Roles of civil society actors in nuclear negotiations in multi-track diplomacy fora: armchair activism or epistemic community?
The main objective of the research is mapping out key civil society actors and exploring its roles in nuclear negotiations realm in the context of multi-track diplomacy setting applying theory of epistemic communities.Civil society actors play active and important role at the multilateral negotiations; however, they are mostly restrained in access to high-level meetings and participation is limited in decision-making process given the topic of high politics in the area of international security, in particular nuclear disarmament and non-proliferation.
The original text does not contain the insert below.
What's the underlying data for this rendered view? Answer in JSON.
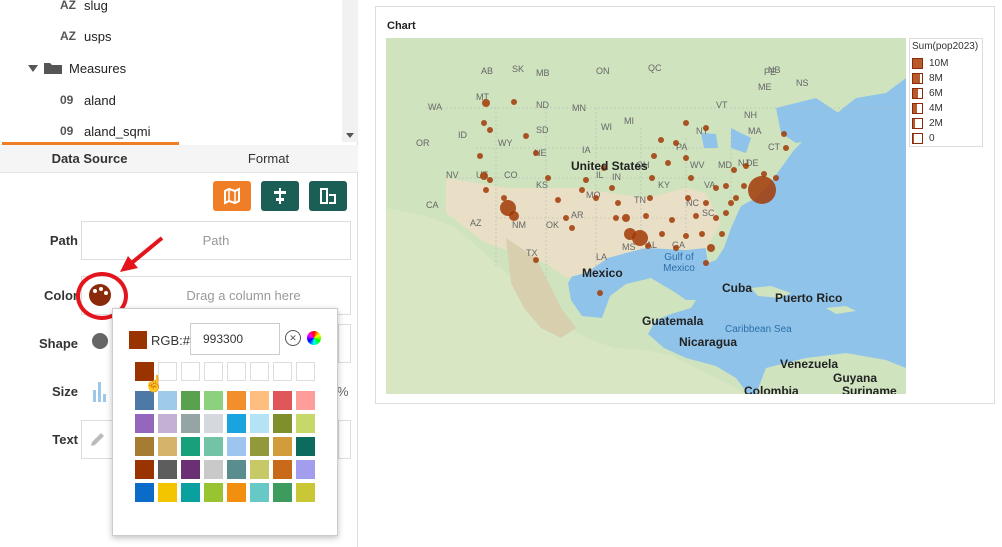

Therefore, representatives of civil society mainly advocate and lobby to influence agenda and establish connections using multi-track diplomacy approach adopted from peace research, in particular track 2 and track 1.5 channels.Although, these actors bring innovative ideas and try to impact an agenda, they are still seen as activists rather than mediators in the process due to absence of legitimacy to take part constructively in deliberations. Thus, shift in the image of civil society actors from armchair activists to epistemic community representatives, understanding variety of their roles along with strategies by producing categorized and structured analysis could bring about a change of narratives and offer practice-oriented feasible ideas for joint and inclusive actions that can substantially contribute to the progress in nuclear disarmament and non-proliferation processes and policies.
Marzhan Nurzhan earned a Master of Arts in European Studies and a Master of Science in Social Sciences from joint-degree program from Europa-Universität Flensburg and University of Southern Denmark. She also holds postgraduate certificate in Peace Research from the University of Oslo. She is a PhD candidate at the University of Basel. Her research interests include nuclear diplomacy, peace research and politics of knowledge.